Once the radiator grille on BMW internal combustion engine vehicles, this characteristic design feature of all BMW models has taken on a new role following electrification of the drivetrains. The kidney-shaped badge protects the camera as well as several sensors for assisted and, in the future, autonomous driving. The new function means that both the design and manufacturing process for the kidney-shaped badge has changed fundamentally.
In an integrated process, a heatable functional film is back-molded with polycarbonate (PC) and flood-coated with polyurethane (PU). This combination of processes is also offered by Engel under the name clearmelt. "We knew from the start that this process combination would enable automotive designers to think in a completely new way," said Michael Fischer, Head of Business Development Technologies at Engel. "With the technology already having been used for vehicle interiors, the kidney-shaped badges for BMW's new electric models represent the next step. This is the first time that combined film back injection molding and polyurethane flooding is being used in the series production of functional components on the exterior, where they are exposed to particularly high stress.”
The sensitive electronics are protected under the scratch-resistant PU surface. The high gloss level and depth effect, which even a thin coating of PU achieves, convey a very elegant impression.
Processing three materials in a single step
The production cell integrates an Engel duo combi M injection molding machine with a horizontal rotary table, two large articulated robots for handling the films and molded parts, a film cleaning system, an inline quality-control station, and peripheral units including polyurethane technology. The injection molding machine's clamping unit and the robot work areas are encapsulated over a length of six meters and a height of more than four meters to achieve an ISO Class 7 cleanroom. A special feature is a sliding ceiling in the cleanroom above the injection molding machine, which can be opened for mold changes and other work in the mold area. All work steps in the cleanroom are automated. The robots also unpack the function films and pack the parts.
An ISO Class 8 greyroom adjoins the cleanroom with the production cell.

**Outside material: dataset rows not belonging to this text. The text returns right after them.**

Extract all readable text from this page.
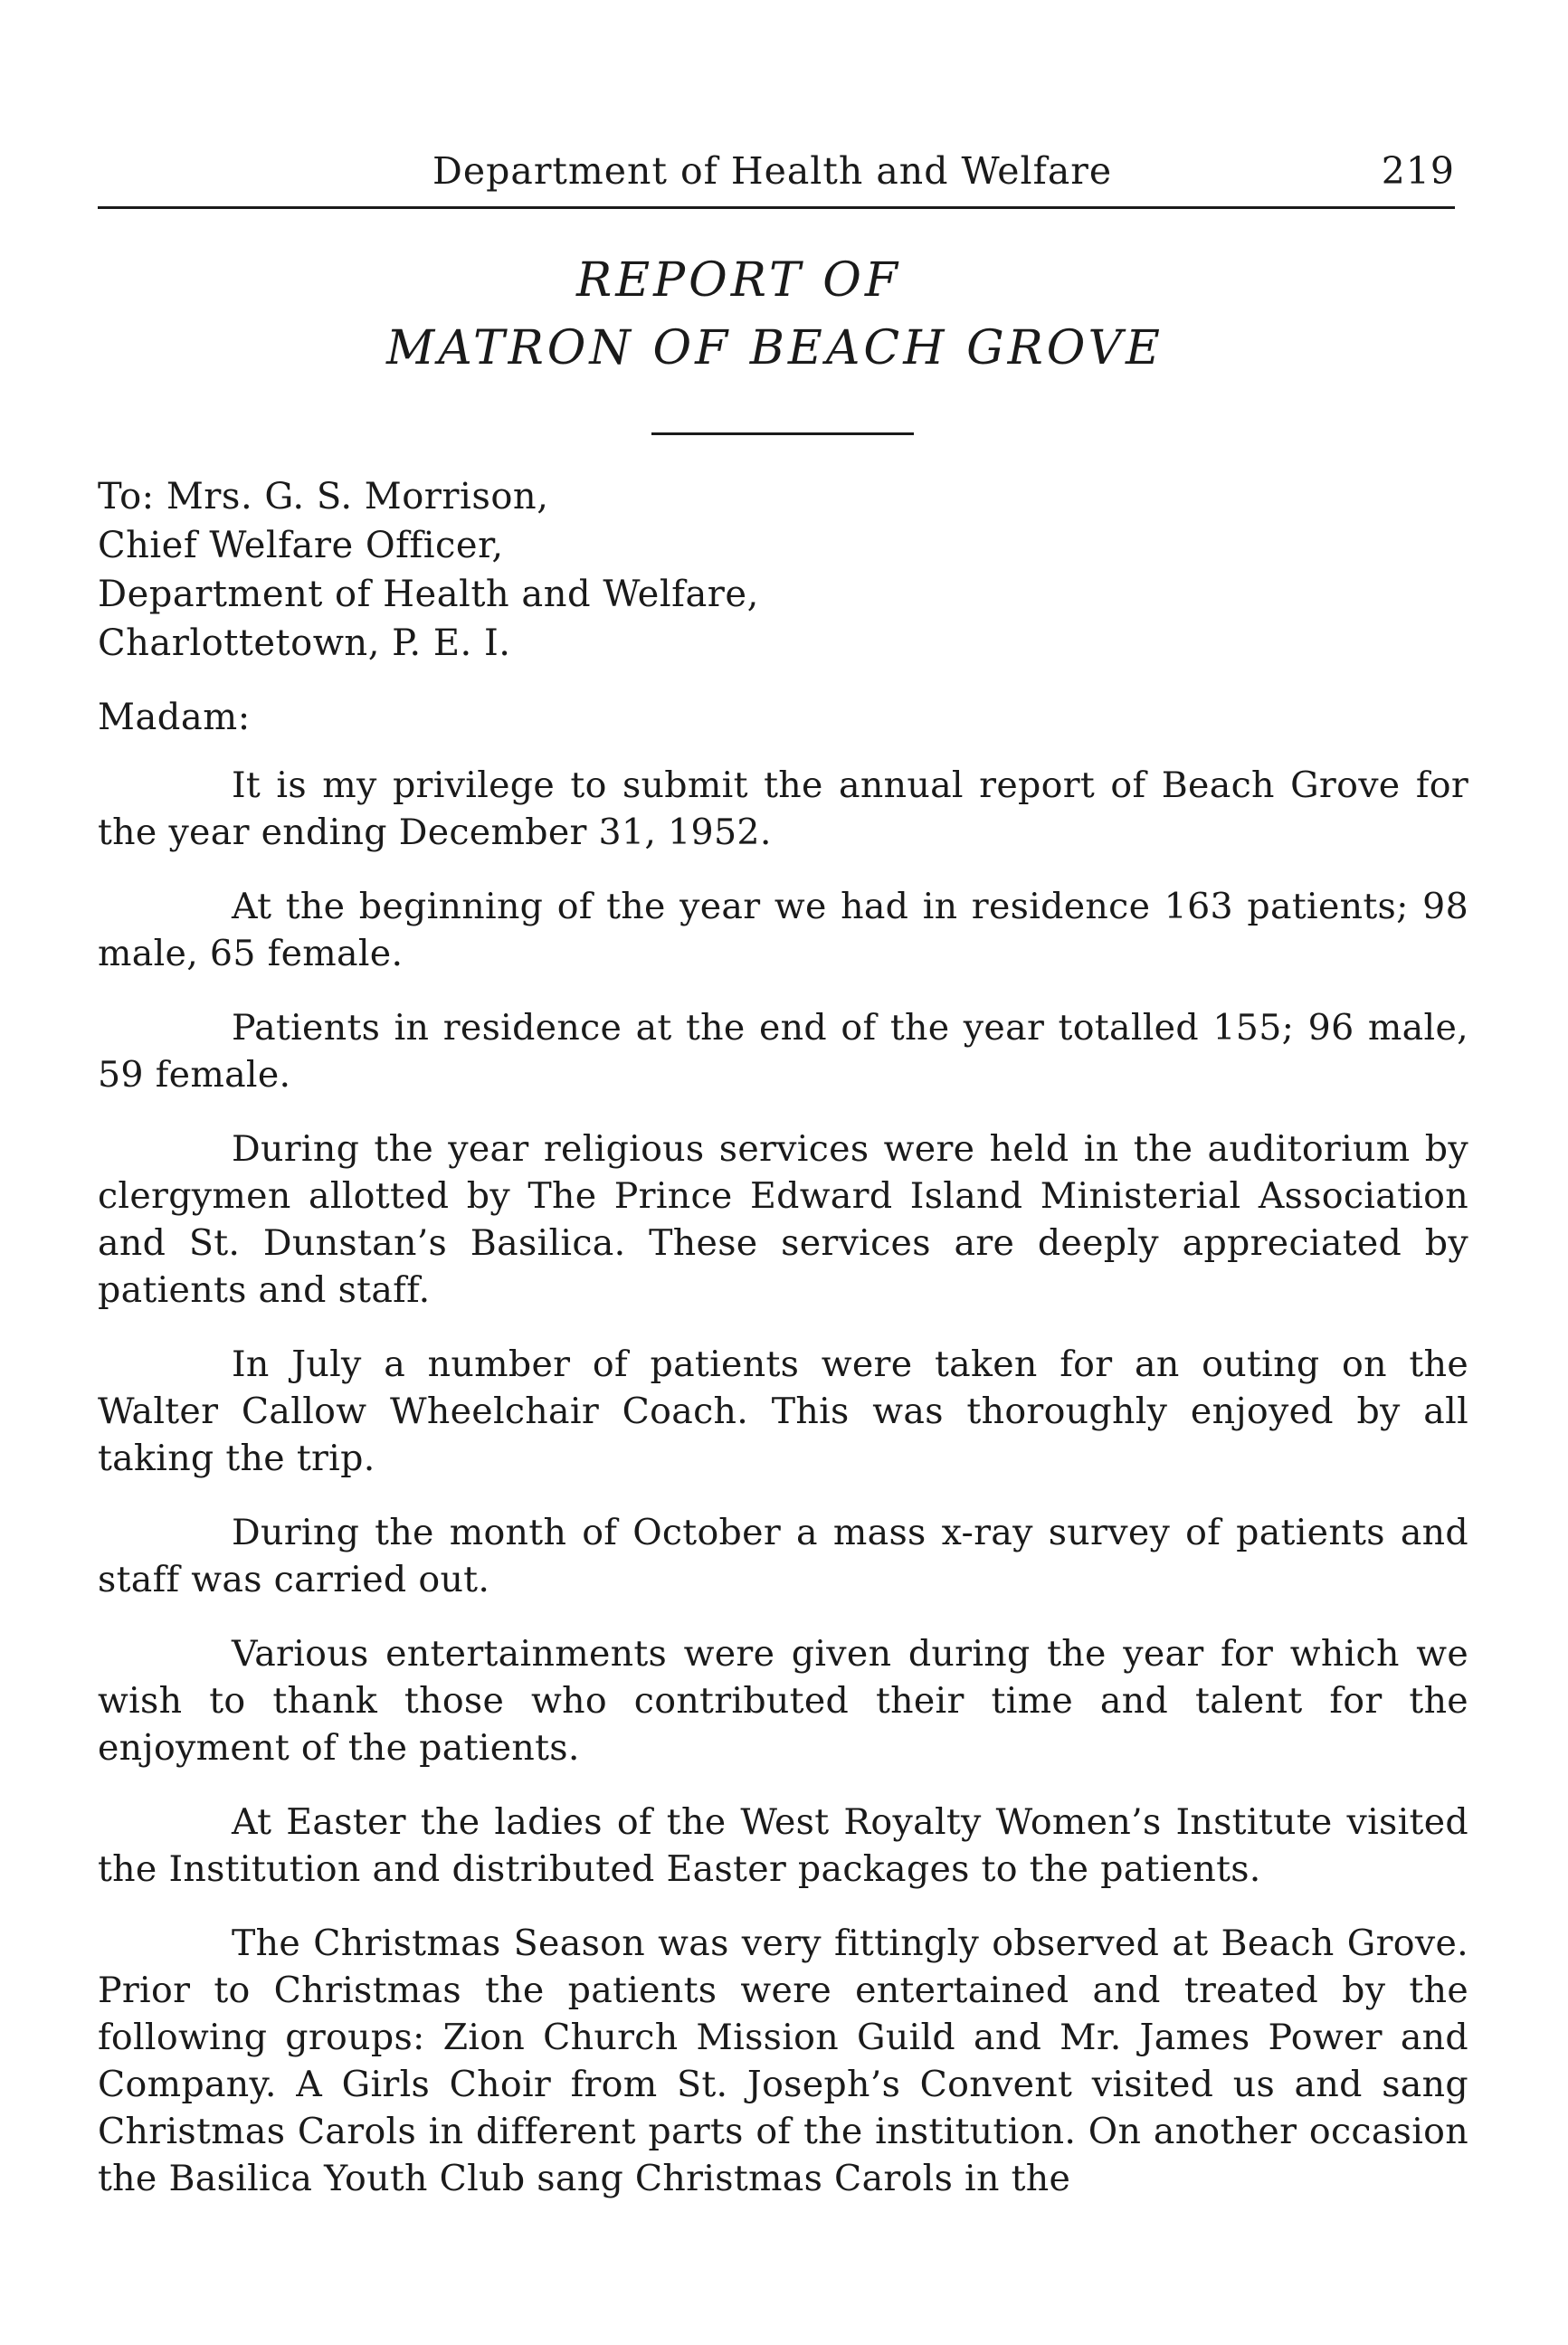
Department of Health and Welfare	219
REPORT OF
MATRON OF BEACH GROVE
To: Mrs. G. S. Morrison,
Chief Welfare Officer,
Department of Health and Welfare,
Charlottetown, P. E. I.
Madam:

It is my privilege to submit the annual report of Beach Grove for the year ending December 31, 1952.

At the beginning of the year we had in residence 163 patients; 98 male, 65 female.

Patients in residence at the end of the year totalled 155; 96 male, 59 female.

During the year religious services were held in the auditorium by clergymen allotted by The Prince Edward Island Ministerial Association and St. Dunstan’s Basilica. These services are deeply appreciated by patients and staff.

In July a number of patients were taken for an outing on the Walter Callow Wheelchair Coach. This was thoroughly enjoyed by all taking the trip.

During the month of October a mass x-ray survey of patients and staff was carried out.

Various entertainments were given during the year for which we wish to thank those who contributed their time and talent for the enjoyment of the patients.

At Easter the ladies of the West Royalty Women’s Institute visited the Institution and distributed Easter packages to the patients.

The Christmas Season was very fittingly observed at Beach Grove. Prior to Christmas the patients were entertained and treated by the following groups: Zion Church Mission Guild and Mr. James Power and Company. A Girls Choir from St. Joseph’s Convent visited us and sang Christmas Carols in different parts of the institution. On another occasion the Basilica Youth Club sang Christmas Carols in the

This is the work area for production employees who transfer the airtight boxes with the function films to the cleanroom production system and the packed molded parts to intralogistics for downstream processing.
Virtual reality ensures future-proof investment
In another first, Engel virtually visualized the entire production unit as early as the RFQ phase. "In the 3D simulation, we were able to guide our customer through all the production cell areas, see how the robots interact, and assess the ergonomic aspects before construction of the cell had even begun," said Walter Aumayr, Vice President, Automation and Peripheral Units, at Engel Austria. "This is the future. Virtual reality means that we can give our customers even better investment security."
As the system solution provider, Engel is the central contact for customers, including for system components developed in conjunction with third parties. Partner companies for the production cell include Hennecke for PU processing and Petek Reinraumtechnik for cleanroom technology.